Why does the ternary operator prevent Return-Value Optimization (RVO) in MSVC? Consider the following complete example program:

#include <iostream>

struct Example
{
    Example(int) {}
    Example(Example const &) { std::cout << "copy\n"; }
};

Example FunctionUsingIf(int i)
{
    if (i == 1)
        return Example(1);
    else
        return Example(2);
}

Example FunctionUsingTernaryOperator(int i)
{
    return (i == 1) ? Example(1) : Example(2);
}

int main()
{
    std::cout << "using if:\n";
    Example obj1 = FunctionUsingIf(0);
    std::cout << "using ternary operator:\n";
    Example obj2 = FunctionUsingTernaryOperator(0);
}

Compiled like this with VC 2013: cl /nologo /EHsc /Za /W4 /O2 stackoverflow.cpp

Output:

using if:
using ternary operator:
copy

So apparently the ternary operator somehow prevents RVO. Why? Why would the compiler not be clever enough to see that the function using the ternary operator does the same thing as the one using the if statement, and optimize accordingly?

Answer 1

Looking at the program output, it seems to me that, indeed, the compiler is eliding in both cases, why?

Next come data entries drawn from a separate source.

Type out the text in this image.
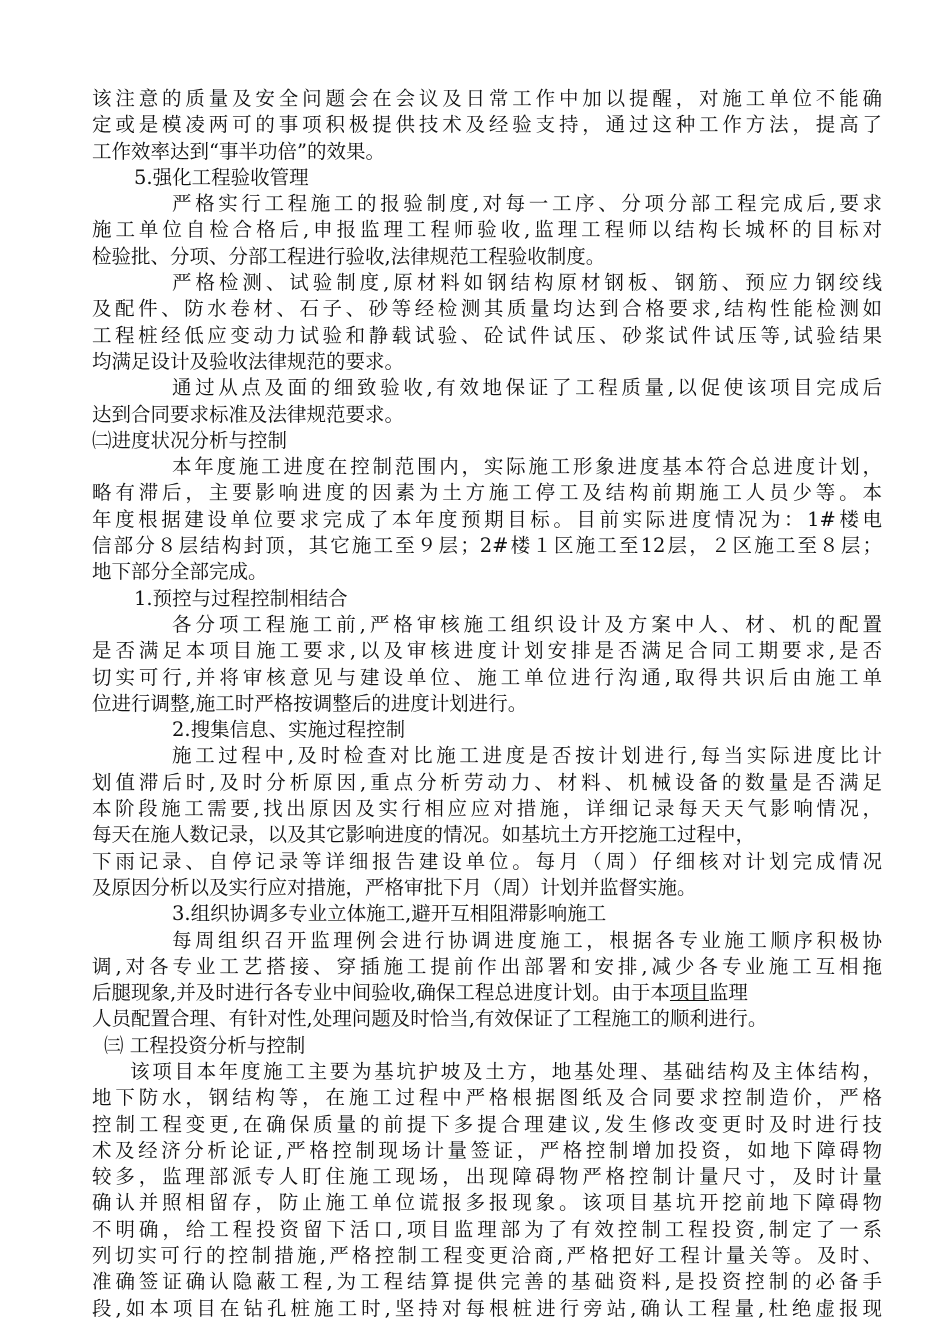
该注意的质量及安全问题会在会议及日常工作中加以提醒，对施工单位不能确
定或是模凌两可的事项积极提供技术及经验支持，通过这种工作方法，提高了
工作效率达到“事半功倍”的效果。
5.强化工程验收管理
严格实行工程施工的报验制度,对每一工序、分项分部工程完成后,要求
施工单位自检合格后,申报监理工程师验收,监理工程师以结构长城杯的目标对
检验批、分项、分部工程进行验收,法律规范工程验收制度。
严格检测、试验制度,原材料如钢结构原材钢板、钢筋、预应力钢绞线
及配件、防水卷材、石子、砂等经检测其质量均达到合格要求,结构性能检测如
工程桩经低应变动力试验和静载试验、砼试件试压、砂浆试件试压等,试验结果
均满足设计及验收法律规范的要求。
通过从点及面的细致验收,有效地保证了工程质量,以促使该项目完成后
达到合同要求标准及法律规范要求。
㈡进度状况分析与控制
本年度施工进度在控制范围内，实际施工形象进度基本符合总进度计划，
略有滞后，主要影响进度的因素为土方施工停工及结构前期施工人员少等。本
年度根据建设单位要求完成了本年度预期目标。目前实际进度情况为：1#楼电
信部分８层结构封顶，其它施工至９层；2#楼１区施工至12层，２区施工至８层；
地下部分全部完成。
1.预控与过程控制相结合
各分项工程施工前,严格审核施工组织设计及方案中人、材、机的配置
是否满足本项目施工要求,以及审核进度计划安排是否满足合同工期要求,是否
切实可行,并将审核意见与建设单位、施工单位进行沟通,取得共识后由施工单
位进行调整,施工时严格按调整后的进度计划进行。
2.搜集信息、实施过程控制
施工过程中,及时检查对比施工进度是否按计划进行,每当实际进度比计
划值滞后时,及时分析原因,重点分析劳动力、材料、机械设备的数量是否满足
本阶段施工需要,找出原因及实行相应应对措施，详细记录每天天气影响情况，
每天在施人数记录，以及其它影响进度的情况。如基坑土方开挖施工过程中，
下雨记录、自停记录等详细报告建设单位。每月（周）仔细核对计划完成情况
及原因分析以及实行应对措施，严格审批下月（周）计划并监督实施。
3.组织协调多专业立体施工,避开互相阻滞影响施工
每周组织召开监理例会进行协调进度施工，根据各专业施工顺序积极协
调,对各专业工艺搭接、穿插施工提前作出部署和安排,减少各专业施工互相拖
后腿现象,并及时进行各专业中间验收,确保工程总进度计划。由于本项目监理
人员配置合理、有针对性,处理问题及时恰当,有效保证了工程施工的顺利进行。
㈢ 工程投资分析与控制
该项目本年度施工主要为基坑护坡及土方，地基处理、基础结构及主体结构，
地下防水，钢结构等，在施工过程中严格根据图纸及合同要求控制造价，严格
控制工程变更,在确保质量的前提下多提合理建议,发生修改变更时及时进行技
术及经济分析论证,严格控制现场计量签证，严格控制增加投资，如地下障碍物
较多，监理部派专人盯住施工现场，出现障碍物严格控制计量尺寸，及时计量
确认并照相留存，防止施工单位谎报多报现象。该项目基坑开挖前地下障碍物
不明确，给工程投资留下活口,项目监理部为了有效控制工程投资,制定了一系
列切实可行的控制措施,严格控制工程变更洽商,严格把好工程计量关等。及时、
准确签证确认隐蔽工程,为工程结算提供完善的基础资料,是投资控制的必备手
段,如本项目在钻孔桩施工时,坚持对每根桩进行旁站,确认工程量,杜绝虚报现
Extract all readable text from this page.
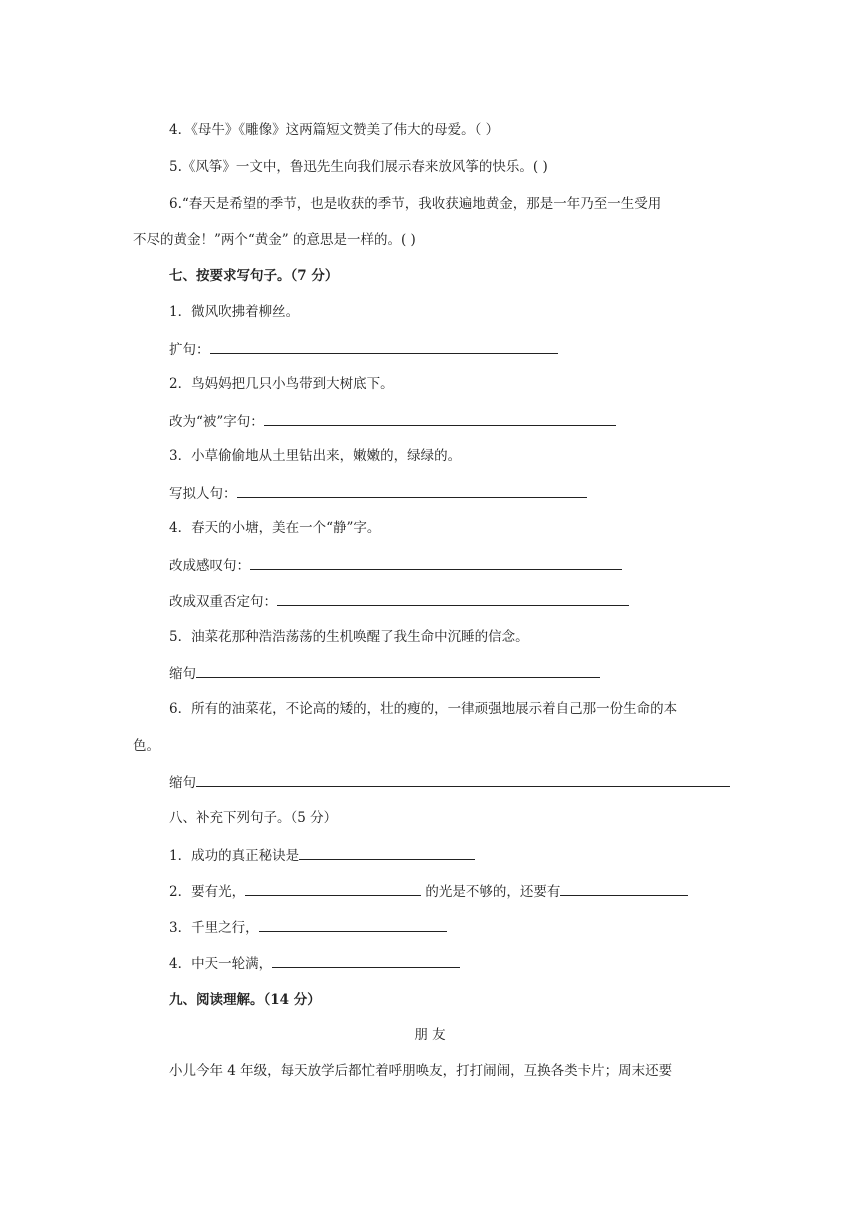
4．《母牛》《雕像》这两篇短文赞美了伟大的母爱。（ ）
5.《风筝》一文中，鲁迅先生向我们展示春来放风筝的快乐。( )
6.“春天是希望的季节，也是收获的季节，我收获遍地黄金，那是一年乃至一生受用
不尽的黄金！”两个“黄金” 的意思是一样的。( )
七、按要求写句子。（7 分）
1．微风吹拂着柳丝。
扩句：
2．鸟妈妈把几只小鸟带到大树底下。
改为“被”字句：
3．小草偷偷地从土里钻出来，嫩嫩的，绿绿的。
写拟人句：
4．春天的小塘，美在一个“静”字。
改成感叹句：
改成双重否定句：
5．油菜花那种浩浩荡荡的生机唤醒了我生命中沉睡的信念。
缩句
6．所有的油菜花，不论高的矮的，壮的瘦的，一律顽强地展示着自己那一份生命的本
色。
缩句
八、补充下列句子。（5 分）
1．成功的真正秘诀是
2．要有光，	的光是不够的，还要有
3．千里之行，
4．中天一轮满，
九、阅读理解。（14 分）
朋 友
小儿今年 4 年级，每天放学后都忙着呼朋唤友，打打闹闹，互换各类卡片；周末还要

Because, if no elide was activated, the correct output would be:

1. construct the example object at function return;
2. copy it to a temporary;
3. copy the temporary to the object defined in main function.

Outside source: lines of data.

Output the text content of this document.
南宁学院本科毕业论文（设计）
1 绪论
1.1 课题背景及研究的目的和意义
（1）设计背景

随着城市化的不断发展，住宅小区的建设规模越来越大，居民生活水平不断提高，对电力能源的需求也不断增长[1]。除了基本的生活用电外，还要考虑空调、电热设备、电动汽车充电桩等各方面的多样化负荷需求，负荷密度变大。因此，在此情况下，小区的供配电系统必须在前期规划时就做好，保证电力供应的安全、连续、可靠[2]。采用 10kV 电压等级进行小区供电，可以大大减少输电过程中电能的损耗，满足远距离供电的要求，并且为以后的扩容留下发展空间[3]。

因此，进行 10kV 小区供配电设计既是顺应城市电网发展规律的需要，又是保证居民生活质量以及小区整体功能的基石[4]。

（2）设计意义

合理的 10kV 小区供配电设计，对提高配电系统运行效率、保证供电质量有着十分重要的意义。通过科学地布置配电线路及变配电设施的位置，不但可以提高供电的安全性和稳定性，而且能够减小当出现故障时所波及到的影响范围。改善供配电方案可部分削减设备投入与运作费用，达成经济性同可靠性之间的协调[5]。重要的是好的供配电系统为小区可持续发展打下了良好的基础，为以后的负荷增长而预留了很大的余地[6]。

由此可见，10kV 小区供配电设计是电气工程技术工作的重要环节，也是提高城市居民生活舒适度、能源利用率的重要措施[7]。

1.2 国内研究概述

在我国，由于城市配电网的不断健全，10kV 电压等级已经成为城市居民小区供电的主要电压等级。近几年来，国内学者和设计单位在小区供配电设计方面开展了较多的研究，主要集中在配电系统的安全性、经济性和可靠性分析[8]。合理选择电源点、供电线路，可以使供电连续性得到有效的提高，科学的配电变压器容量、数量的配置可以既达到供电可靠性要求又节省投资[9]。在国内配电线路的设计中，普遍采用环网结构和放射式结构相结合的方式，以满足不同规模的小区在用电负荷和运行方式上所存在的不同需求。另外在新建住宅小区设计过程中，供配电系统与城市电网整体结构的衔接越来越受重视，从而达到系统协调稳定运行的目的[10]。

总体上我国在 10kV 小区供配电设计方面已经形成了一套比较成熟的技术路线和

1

So, I would expect, at least 2 "copy" output in my screen. Indeed, If I execute your program, compiled with g++, with -fno-elide-constructor, I got 2 copy messages from each function.

Interesting enough, If I do the same with clang, I got 3 "copy" message when the function FunctionUsingTernaryOperator(0); is called and, I guess, this is due how the ternary is implemented by the compiler. I guess it is generating a temporary to solve the ternary operator and copying this temporary to the return statement.

Answer 2

This related question contains the answer.

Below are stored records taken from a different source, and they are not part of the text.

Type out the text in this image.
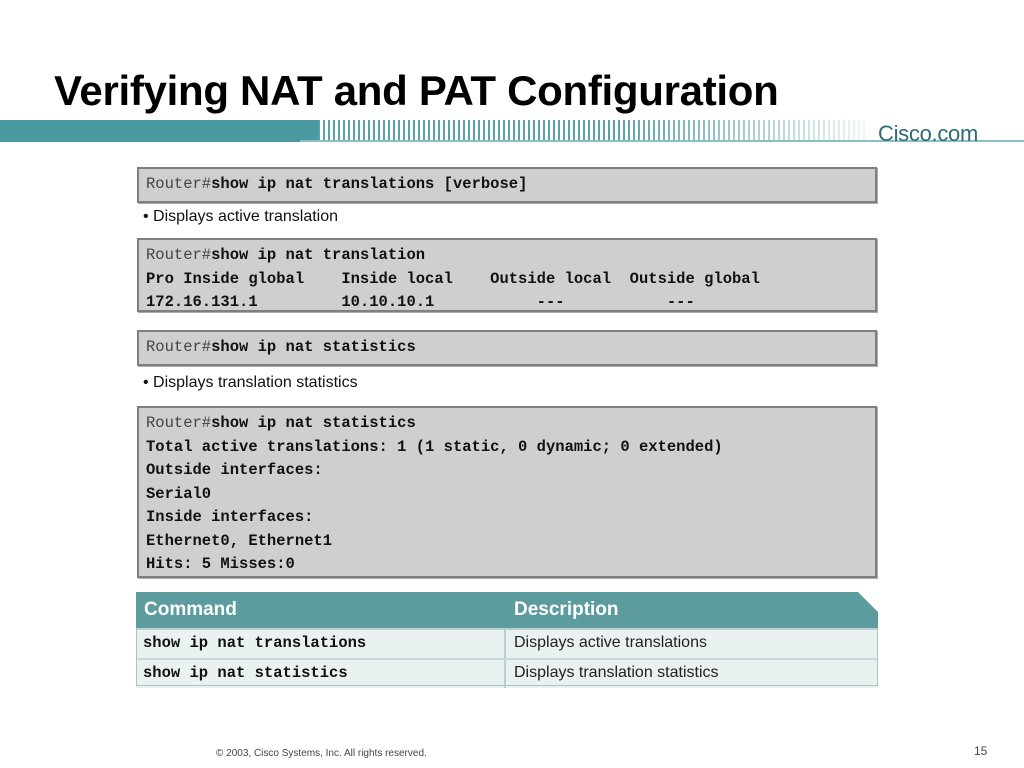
Verifying NAT and PAT Configuration
Cisco.com
Router#show ip nat translations [verbose]
• Displays active translation
Router#show ip nat translation
Pro Inside global    Inside local    Outside local  Outside global
172.16.131.1         10.10.10.1           ---           ---
Router#show ip nat statistics
• Displays translation statistics
Router#show ip nat statistics
Total active translations: 1 (1 static, 0 dynamic; 0 extended)
Outside interfaces:
Serial0
Inside interfaces:
Ethernet0, Ethernet1
Hits: 5 Misses:0
Command	Description
show ip nat translations	Displays active translations
show ip nat statistics	Displays translation statistics
© 2003, Cisco Systems, Inc. All rights reserved.	15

The standard says when copy or move elision is allowed in a return statement: (12.8.31)

• in a return statement in a function with a class return type, when the expression is the name of a non-volatile automatic object (other than a function or catch-clause parameter) with the same cvunqualified type as the function return type, the copy/move operation can be omitted by constructing the automatic object directly into the function’s return value
• when a temporary class object that has not been bound to a reference (12.2) would be copied/moved to a class object with the same cv-unqualified type, the copy/move operation can be omitted by constructing the temporary object directly into the target of the omitted copy/move

So basically copy elision only occures in the following cases:

1. returning a named object.
2. returning a temporary object

If your expression is not a named object or a temporary, you fall back to copy.

Some Interesting behaviors:

• return (name); does not prevent copy elision (see this question)
• return true?name:name; should prevent copy elision but gcc 4.6 at least is wrong on this one (cf. this question)

EDIT:

I left my original answer above but Christian Hackl is correct in his comment, it does not answer the question.

As far as the rules are concerned, the ternary operator in the example yields a temporary object so 12.8.31 allows the copy/move to be elided. So from the C++ language point of view. The compiler is perfectly allowed to elide the copy when returning from FunctionUsingTernaryOperator.

Now obviously the elision is not done. I suppose the only reason is that Visual Studio Compiler team simply did not implement it yet. And because in theory they could, maybe in a future release they will.